[Lcms-user] Heuristics for badly-encoded profileDescriptionTag
An ICC-based CMM for color management
Brought to you by:
mm2
From: Tomalak Geret'k. <to...@ke...> - 2019-09-09 11:53:23
|
Greetings, I've encountered more than a few ICC profiles which seem to be malformed, in the sense that they only store the Profile Description in the 7-bit ASCII part of profileDescriptionTag (§6.4.27), despite there being high bits set in the name. For example, "SWOP (couché), 20%" or "LG HDR 4K-". In the profiles I'm looking at, the former appears to be Mac Roman encoded (and is accompanied by a PrimaryPlatform of "APPL"), whereas the latter appears to be Codepage 1252 (or compatible) encoded (and is accompanied by a PrimaryPlatform of "MSFT").
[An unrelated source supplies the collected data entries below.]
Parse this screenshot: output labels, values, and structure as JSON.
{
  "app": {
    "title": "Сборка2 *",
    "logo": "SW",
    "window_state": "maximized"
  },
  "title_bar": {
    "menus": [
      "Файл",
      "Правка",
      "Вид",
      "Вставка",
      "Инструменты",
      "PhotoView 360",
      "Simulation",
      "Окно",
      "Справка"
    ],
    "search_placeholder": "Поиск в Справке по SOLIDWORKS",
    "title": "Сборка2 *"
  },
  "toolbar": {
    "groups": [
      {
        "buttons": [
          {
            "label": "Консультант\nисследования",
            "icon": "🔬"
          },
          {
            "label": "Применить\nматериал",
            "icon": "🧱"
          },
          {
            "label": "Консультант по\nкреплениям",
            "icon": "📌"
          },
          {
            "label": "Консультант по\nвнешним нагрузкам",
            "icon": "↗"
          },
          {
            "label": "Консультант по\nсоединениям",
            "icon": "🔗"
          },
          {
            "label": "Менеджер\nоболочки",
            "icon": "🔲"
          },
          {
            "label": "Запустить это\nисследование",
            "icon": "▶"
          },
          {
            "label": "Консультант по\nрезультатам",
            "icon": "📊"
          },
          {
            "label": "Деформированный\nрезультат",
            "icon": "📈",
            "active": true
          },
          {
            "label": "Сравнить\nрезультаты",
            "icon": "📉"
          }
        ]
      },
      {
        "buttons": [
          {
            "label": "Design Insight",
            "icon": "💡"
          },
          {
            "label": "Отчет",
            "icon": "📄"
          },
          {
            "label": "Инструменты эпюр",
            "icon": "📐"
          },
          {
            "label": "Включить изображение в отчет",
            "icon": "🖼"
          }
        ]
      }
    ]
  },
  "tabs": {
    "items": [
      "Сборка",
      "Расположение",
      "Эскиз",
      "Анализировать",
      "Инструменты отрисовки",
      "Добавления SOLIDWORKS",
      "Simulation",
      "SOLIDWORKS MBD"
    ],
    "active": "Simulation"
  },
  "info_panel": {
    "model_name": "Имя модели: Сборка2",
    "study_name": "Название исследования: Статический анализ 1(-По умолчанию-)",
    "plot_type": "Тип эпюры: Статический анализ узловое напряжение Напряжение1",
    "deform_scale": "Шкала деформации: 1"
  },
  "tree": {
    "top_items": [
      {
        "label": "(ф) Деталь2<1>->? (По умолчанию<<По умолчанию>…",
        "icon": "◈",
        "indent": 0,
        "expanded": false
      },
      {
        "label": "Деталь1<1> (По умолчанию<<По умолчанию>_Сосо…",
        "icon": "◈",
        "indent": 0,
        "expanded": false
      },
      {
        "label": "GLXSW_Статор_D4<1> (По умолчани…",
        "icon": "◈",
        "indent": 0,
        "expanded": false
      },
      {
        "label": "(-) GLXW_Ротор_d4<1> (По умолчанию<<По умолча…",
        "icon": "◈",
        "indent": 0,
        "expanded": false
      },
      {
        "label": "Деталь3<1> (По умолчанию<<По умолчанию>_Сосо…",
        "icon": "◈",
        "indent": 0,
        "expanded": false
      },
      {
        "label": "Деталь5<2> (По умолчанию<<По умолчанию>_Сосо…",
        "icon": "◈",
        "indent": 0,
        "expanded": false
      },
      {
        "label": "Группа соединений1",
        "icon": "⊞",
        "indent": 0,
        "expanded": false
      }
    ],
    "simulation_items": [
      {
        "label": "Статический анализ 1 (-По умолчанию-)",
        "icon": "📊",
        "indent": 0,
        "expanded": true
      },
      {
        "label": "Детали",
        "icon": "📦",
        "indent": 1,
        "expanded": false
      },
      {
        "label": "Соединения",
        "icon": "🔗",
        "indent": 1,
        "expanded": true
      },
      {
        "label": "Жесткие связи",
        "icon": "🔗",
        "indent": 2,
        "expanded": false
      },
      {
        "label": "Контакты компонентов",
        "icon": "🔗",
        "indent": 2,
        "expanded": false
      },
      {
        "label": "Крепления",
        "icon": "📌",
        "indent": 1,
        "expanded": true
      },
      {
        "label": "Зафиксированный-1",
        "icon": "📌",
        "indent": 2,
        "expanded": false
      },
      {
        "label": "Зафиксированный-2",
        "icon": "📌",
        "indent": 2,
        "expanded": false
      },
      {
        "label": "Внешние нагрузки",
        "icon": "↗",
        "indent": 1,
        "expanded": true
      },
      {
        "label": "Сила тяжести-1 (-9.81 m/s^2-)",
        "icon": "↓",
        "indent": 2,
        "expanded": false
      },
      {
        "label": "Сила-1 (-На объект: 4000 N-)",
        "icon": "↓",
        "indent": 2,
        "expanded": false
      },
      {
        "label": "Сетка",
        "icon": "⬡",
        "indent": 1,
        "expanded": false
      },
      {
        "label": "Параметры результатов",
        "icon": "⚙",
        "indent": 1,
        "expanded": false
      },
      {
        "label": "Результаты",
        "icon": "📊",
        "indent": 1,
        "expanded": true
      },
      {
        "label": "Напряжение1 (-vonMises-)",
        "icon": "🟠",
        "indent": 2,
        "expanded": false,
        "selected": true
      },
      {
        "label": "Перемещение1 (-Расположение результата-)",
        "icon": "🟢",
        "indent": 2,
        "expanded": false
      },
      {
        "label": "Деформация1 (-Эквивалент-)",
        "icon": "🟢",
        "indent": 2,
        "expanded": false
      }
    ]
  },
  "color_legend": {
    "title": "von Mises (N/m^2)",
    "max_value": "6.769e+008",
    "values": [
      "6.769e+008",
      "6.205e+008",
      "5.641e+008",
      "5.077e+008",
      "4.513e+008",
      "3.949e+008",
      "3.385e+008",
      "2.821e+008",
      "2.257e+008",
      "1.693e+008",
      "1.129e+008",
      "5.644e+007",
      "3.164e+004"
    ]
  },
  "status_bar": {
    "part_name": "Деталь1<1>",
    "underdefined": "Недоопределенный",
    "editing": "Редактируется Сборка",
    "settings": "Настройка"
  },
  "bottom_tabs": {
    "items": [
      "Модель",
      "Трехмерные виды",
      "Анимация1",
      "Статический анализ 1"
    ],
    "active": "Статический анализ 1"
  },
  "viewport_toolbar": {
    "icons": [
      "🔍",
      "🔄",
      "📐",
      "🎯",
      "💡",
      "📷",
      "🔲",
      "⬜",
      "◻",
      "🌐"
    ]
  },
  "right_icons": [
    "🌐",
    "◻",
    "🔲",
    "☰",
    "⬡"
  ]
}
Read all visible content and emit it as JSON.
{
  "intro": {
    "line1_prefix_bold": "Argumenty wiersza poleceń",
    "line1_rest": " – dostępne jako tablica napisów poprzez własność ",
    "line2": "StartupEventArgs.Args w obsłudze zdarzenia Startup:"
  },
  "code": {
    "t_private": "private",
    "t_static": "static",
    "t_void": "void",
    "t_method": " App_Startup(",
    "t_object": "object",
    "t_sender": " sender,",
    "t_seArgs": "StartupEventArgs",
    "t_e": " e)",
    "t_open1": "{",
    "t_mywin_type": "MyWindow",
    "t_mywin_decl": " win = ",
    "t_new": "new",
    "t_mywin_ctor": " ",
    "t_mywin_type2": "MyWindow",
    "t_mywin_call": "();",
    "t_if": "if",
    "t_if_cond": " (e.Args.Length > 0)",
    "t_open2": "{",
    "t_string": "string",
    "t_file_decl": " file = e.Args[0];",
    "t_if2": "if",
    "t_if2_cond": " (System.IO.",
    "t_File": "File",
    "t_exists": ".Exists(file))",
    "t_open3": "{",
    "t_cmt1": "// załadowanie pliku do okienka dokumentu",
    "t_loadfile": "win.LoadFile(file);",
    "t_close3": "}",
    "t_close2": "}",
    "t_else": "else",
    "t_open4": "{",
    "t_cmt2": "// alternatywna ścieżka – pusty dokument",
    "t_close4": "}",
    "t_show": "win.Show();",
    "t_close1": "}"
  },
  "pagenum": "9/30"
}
When using cmsGetProfileInfo, littlecms is correctly finding that there is no Unicode localisation and gives me the "ASCII" version in a wchar_t[]. However, as mentioned, it's not actually ASCII and there's no way to know what the encoding should be. This is not littlecms's fault; it's a spec violation. However it's common enough that I was wondering whether some heuristics could be added: in the case that only an "ASCII" variant is present, ignore the fact that the spec requires 7-bit and try to interpret the name in some codepage, based on the PrimaryPlatform. This would then be transcoded to UTF-16 (or whatever the native wide-char encoding is, I guess) for the result of cmsGetProfileInfo, and the calling scope would not need to worry about the fact that it has no idea what encoding some malformed Profile Description is in. We'd be more likely to get the "right" result. This is a long shot, I know, but would the team be interested in something like this? Or are "dirty hacks" for bad files totally frowned upon in this project? Cheers :) Tom |